- Directed by: Raja Chandrasekhar
- Written by: Raja Chandrasekhar
- Produced by: Metropolitan Pictures
- Starring: V. A. Chellappa; N. S. Krishnan; T. A. Mathuram; M. G. Ramachandran;
- Release date: 31 March 1938;
- Running time: 17,000 feet
- Country: India
- Language: Tamil

= Dakshayagnam (1938 film) =

Dakshayagnam is a 1938 Indian Tamil-language film directed by Raja Chandrasekhar. It starred V. A. Chellappa, N. S. Krishnan, T. A. Mathuram in the main roles. M. G. Ramachandran played a minor role in the film as Vishnu. The film was the first sound version based on Daksha yajna (lit. Daksha's fire sacrifice), the story of Daksha.

== Plot ==
Sati, the daughter of Daksha, a descendant of Brahma, marries Shiva against the wish of her father. This annoys the king (Daksha) and he performs a yagna to insult Shiva, where he invites all gods except his son-in-law (Shiva). Sati attends this sacrifice against the wishes of Shiva and is insulted by her father. Unable to bear this, Sati kills herself by burning in the fire.

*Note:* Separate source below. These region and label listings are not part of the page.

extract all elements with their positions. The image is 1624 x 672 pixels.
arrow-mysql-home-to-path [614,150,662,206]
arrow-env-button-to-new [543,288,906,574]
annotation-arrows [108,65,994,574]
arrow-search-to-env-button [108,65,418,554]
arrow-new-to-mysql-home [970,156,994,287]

Shiva destroys Daksha's sacrifice through Virabhadra, cuts off Daksha's head and replaces it with that of a goat, and restores his life. Later he picks up the remain of Sati's body and performs "Rudra Thandavam", a dance that will lead to the destruction of Universe, but the other gods intervene, and the Disc of Vishnu cuts through the Sati's corpse. Her body parts, known as Shakthi Peetas, fall in several places on the Indian subcontinent.

== Cast ==
- V. A. Chellappa as Shiva
- M. M. Radhabai
- M. G. Nataraja Pillai as Dhaksha
- K. R. Jayalakshmi
- P. G. Venkatesan
- T. N. Chandramma
- N. S. Krishnan
- T. A. Mathuram
- M. G. Ramachandran as Vishnu

== Production ==
The story was made multiple times into films during the silent film period and later during the sound film period. The first film Sati Parvathi, made in 1920 as a silent film. The second film was released in 1922 as Sati, which was produced by Madan Theatres. The third film was made by G. V. Sahni. Then came the first talkie version, titled Dakshayagnam. The movie was directed by Raja Chandrasekhar. In 1941, Telugu film-maker Chithrapu Narayanamurthi made the Telugu version and in 1962 another Telugu version was made by Kadaru Nagabhushnam, husband of actress P. Kannamba. In 1980, the movie was remade in Bengali. M. G. Ramachandran, who later became a leading actor and politician in Tamil Nadu, acted in a small role as Vishnu. M. G. Nataraja Pillai played an important role in the film.

== Release and reception ==
Dakshayagnam was released on 31 March 1938, and failed commercially.